No. Non x86 versions of windows cannot seem to format a system disk from a floppy. (at least from the prompt, the /s switch for the format command now enables or disables short file name generation). I don't have a floppy disk to test, though. Actually looking back it seems like none of the NT lineage provides either a /S switch or a sys command for creating a system disk from the prompt.
If you format a floppy disk, for instance and ask for it to be made bootable, have you not just taken some of DOS off of the PC?
At least a small part of it is and will go wherever that disk goes.
Yes. But what is your point?
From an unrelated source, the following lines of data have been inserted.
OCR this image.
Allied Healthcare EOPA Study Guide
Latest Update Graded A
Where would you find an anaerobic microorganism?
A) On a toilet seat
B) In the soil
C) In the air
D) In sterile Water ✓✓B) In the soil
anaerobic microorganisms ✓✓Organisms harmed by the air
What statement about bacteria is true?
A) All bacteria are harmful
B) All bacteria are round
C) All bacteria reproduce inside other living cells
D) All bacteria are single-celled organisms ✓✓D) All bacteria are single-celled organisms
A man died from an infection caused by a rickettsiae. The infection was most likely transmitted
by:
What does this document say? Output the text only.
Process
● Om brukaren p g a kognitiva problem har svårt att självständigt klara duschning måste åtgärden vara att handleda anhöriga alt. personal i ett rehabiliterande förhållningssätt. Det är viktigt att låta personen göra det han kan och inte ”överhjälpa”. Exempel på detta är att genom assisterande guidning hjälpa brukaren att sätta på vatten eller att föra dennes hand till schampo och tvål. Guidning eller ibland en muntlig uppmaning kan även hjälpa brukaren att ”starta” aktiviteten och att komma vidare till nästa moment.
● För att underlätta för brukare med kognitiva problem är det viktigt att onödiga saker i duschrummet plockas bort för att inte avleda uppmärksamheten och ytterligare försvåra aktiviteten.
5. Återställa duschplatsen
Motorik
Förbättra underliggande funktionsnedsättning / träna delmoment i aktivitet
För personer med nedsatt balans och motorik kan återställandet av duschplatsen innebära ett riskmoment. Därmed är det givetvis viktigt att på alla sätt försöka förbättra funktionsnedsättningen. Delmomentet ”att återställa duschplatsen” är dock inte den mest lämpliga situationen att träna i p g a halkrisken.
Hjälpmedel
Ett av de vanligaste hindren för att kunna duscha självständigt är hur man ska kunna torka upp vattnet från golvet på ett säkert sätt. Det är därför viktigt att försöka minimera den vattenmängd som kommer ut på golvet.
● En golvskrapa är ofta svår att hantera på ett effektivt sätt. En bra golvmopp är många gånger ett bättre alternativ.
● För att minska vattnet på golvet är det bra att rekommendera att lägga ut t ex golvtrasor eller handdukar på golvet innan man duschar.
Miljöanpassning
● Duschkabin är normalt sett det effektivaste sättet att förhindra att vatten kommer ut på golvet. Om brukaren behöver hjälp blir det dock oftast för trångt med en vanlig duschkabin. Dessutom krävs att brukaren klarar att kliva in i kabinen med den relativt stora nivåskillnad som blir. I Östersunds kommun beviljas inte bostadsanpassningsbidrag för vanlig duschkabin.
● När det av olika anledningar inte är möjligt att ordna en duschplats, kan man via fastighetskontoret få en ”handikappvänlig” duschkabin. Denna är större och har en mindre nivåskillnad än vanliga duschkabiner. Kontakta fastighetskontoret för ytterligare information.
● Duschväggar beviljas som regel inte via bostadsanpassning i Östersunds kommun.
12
The EULA for most software states you can install the program on a computer and has provisions for a portable, non-permanent installation of it. testing via a XP vm, format.com, at least since XP, does not support the /s switch, and there is no sys command to copy to said floppy either, making the floppy created from the SHFormatDrive() function nothing more than a portable boot disk. it cannot, however, be permanently installed to another machine using the facilities provided either by copying files from the original system or provided on the disk (which only has three files, iirc)
The DOS Setup floppies, on the other hand, are designed specifically for installing it onto the hard drive of a machine.
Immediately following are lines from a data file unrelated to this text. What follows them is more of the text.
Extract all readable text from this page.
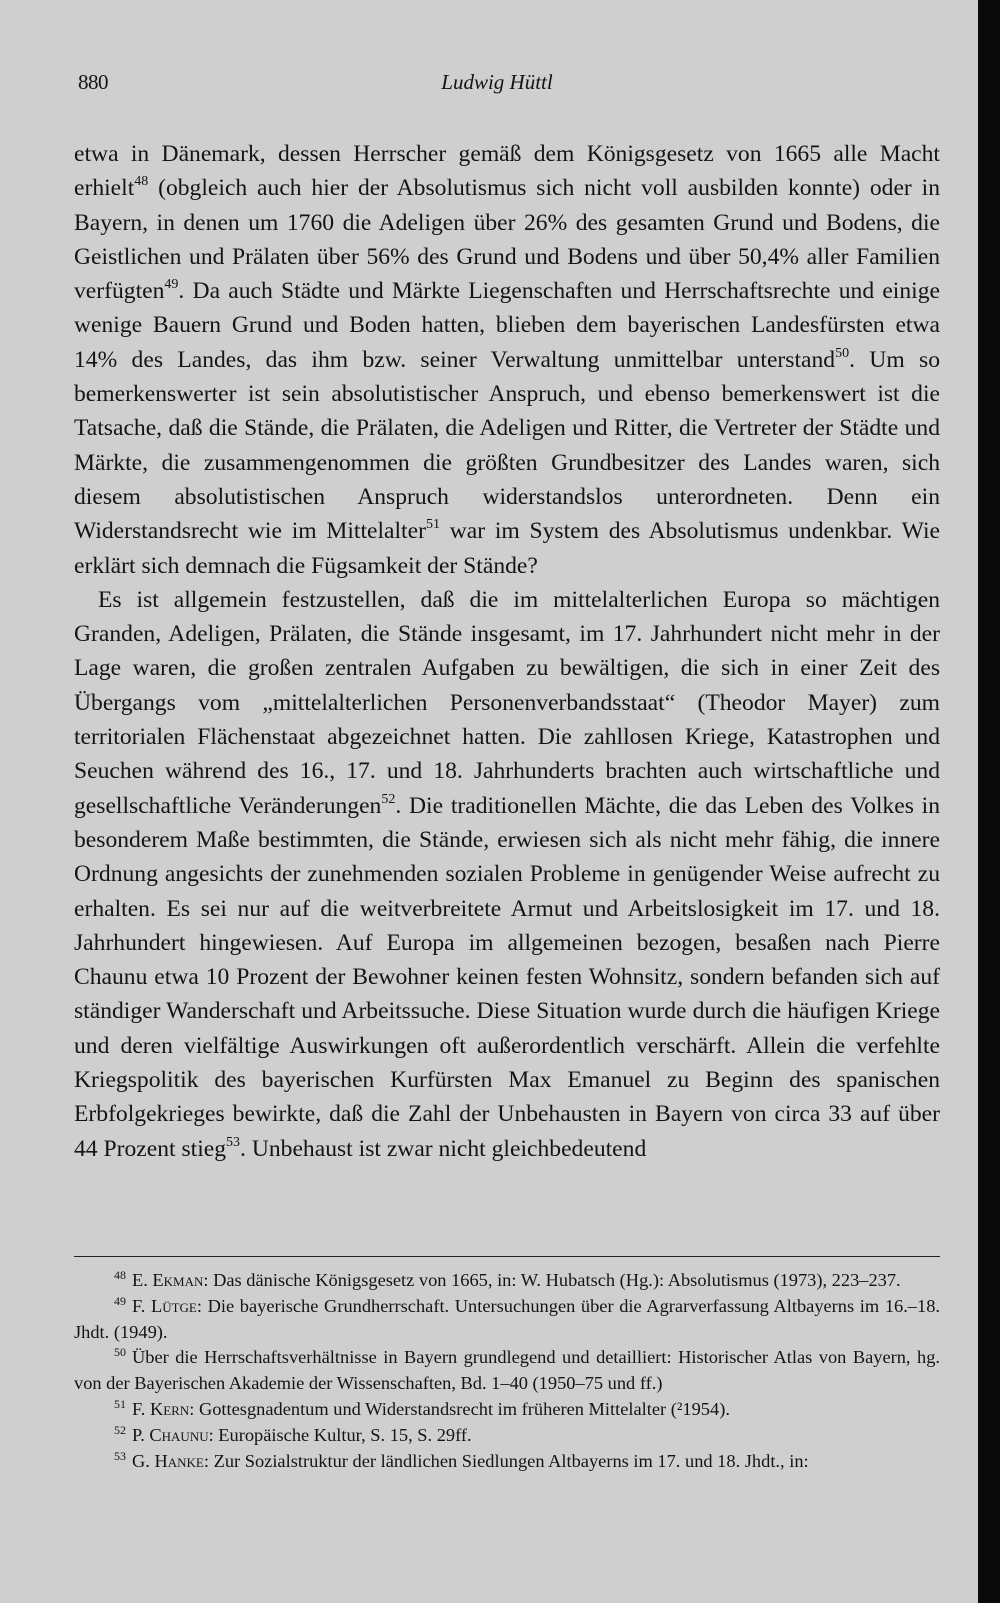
880	Ludwig Hüttl

etwa in Dänemark, dessen Herrscher gemäß dem Königsgesetz von 1665 alle Macht erhielt$^{48}$ (obgleich auch hier der Absolutismus sich nicht voll ausbilden konnte) oder in Bayern, in denen um 1760 die Adeligen über 26% des gesamten Grund und Bodens, die Geistlichen und Prälaten über 56% des Grund und Bodens und über 50,4% aller Familien verfügten$^{49}$. Da auch Städte und Märkte Liegenschaften und Herrschaftsrechte und einige wenige Bauern Grund und Boden hatten, blieben dem bayerischen Landesfürsten etwa 14% des Landes, das ihm bzw. seiner Verwaltung unmittelbar unterstand$^{50}$. Um so bemerkenswerter ist sein absolutistischer Anspruch, und ebenso bemerkenswert ist die Tatsache, daß die Stände, die Prälaten, die Adeligen und Ritter, die Vertreter der Städte und Märkte, die zusammengenommen die größten Grundbesitzer des Landes waren, sich diesem absolutistischen Anspruch widerstandslos unterordneten. Denn ein Widerstandsrecht wie im Mittelalter$^{51}$ war im System des Absolutismus undenkbar. Wie erklärt sich demnach die Fügsamkeit der Stände?

Es ist allgemein festzustellen, daß die im mittelalterlichen Europa so mächtigen Granden, Adeligen, Prälaten, die Stände insgesamt, im 17. Jahrhundert nicht mehr in der Lage waren, die großen zentralen Aufgaben zu bewältigen, die sich in einer Zeit des Übergangs vom „mittelalterlichen Personenverbandsstaat“ (Theodor Mayer) zum territorialen Flächenstaat abgezeichnet hatten. Die zahllosen Kriege, Katastrophen und Seuchen während des 16., 17. und 18. Jahrhunderts brachten auch wirtschaftliche und gesellschaftliche Veränderungen$^{52}$. Die traditionellen Mächte, die das Leben des Volkes in besonderem Maße bestimmten, die Stände, erwiesen sich als nicht mehr fähig, die innere Ordnung angesichts der zunehmenden sozialen Probleme in genügender Weise aufrecht zu erhalten. Es sei nur auf die weitverbreitete Armut und Arbeitslosigkeit im 17. und 18. Jahrhundert hingewiesen. Auf Europa im allgemeinen bezogen, besaßen nach Pierre Chaunu etwa 10 Prozent der Bewohner keinen festen Wohnsitz, sondern befanden sich auf ständiger Wanderschaft und Arbeitssuche. Diese Situation wurde durch die häufigen Kriege und deren vielfältige Auswirkungen oft außerordentlich verschärft. Allein die verfehlte Kriegspolitik des bayerischen Kurfürsten Max Emanuel zu Beginn des spanischen Erbfolgekrieges bewirkte, daß die Zahl der Unbehausten in Bayern von circa 33 auf über 44 Prozent stieg$^{53}$. Unbehaust ist zwar nicht gleichbedeutend

$^{48}$ E. Ekman: Das dänische Königsgesetz von 1665, in: W. Hubatsch (Hg.): Absolutismus (1973), 223–237.

$^{49}$ F. Lütge: Die bayerische Grundherrschaft. Untersuchungen über die Agrarverfassung Altbayerns im 16.–18. Jhdt. (1949).

$^{50}$ Über die Herrschaftsverhältnisse in Bayern grundlegend und detailliert: Historischer Atlas von Bayern, hg. von der Bayerischen Akademie der Wissenschaften, Bd. 1–40 (1950–75 und ff.)

$^{51}$ F. Kern: Gottesgnadentum und Widerstandsrecht im früheren Mittelalter (²1954).

$^{52}$ P. Chaunu: Europäische Kultur, S. 15, S. 29ff.

$^{53}$ G. Hanke: Zur Sozialstruktur der ländlichen Siedlungen Altbayerns im 17. und 18. Jhdt., in:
So I'm just wondering how much DOS a person really needs that they couldn't get from their own PC.
Well, since XP (probably any NT windows system) and later only allow you to create a bootable floppy which can not then be installed to another hard drive, if all a person wants to do is use internal commands on FAT disks, without installing from that floppy, than it's all there. Of course, the DOS package consists of more than msdos.sys, io.sys, and command.com, but also external utilities like find, more, sort, edit, qbasic, scandisk/chkdsk, format, sys, deltree, mscdex, diskcopy, comp, fc, diskcomp, etc.
Of course for 9x it's a bit difference since you could create a working DOS environment on another machine by copying files from the C:\Windows\command folder and using sys on that other drive.
But, just because a Operating System gives you the first step in such a process (creating a boot disk) doesn't mean that it is condoning the extension of that allowance to "permission" to supplant those files to a completely different system.
I wouldn't even think of asking someone else for DOS. I told you this was a Dumb question?
With the exception that, unless you have rather old, 9x systems, that copy of DOS is going to stay on the floppy since it doesn't provide the capability to make other disks system disks via format /s or the sys command- the DOS version of the boot disk is Windows ME iirc but Windows no longer has a C:\Windows\Command directory from which you could copy files; If somebody has Win9x then it's possible to transplant the underlying DOS system from that system to another, but that applies to Windows itself, too, which could meticulously be copied and reconstructed on another system. However to my understanding there is no provision that being able to move software using a floppy disk made it public domain.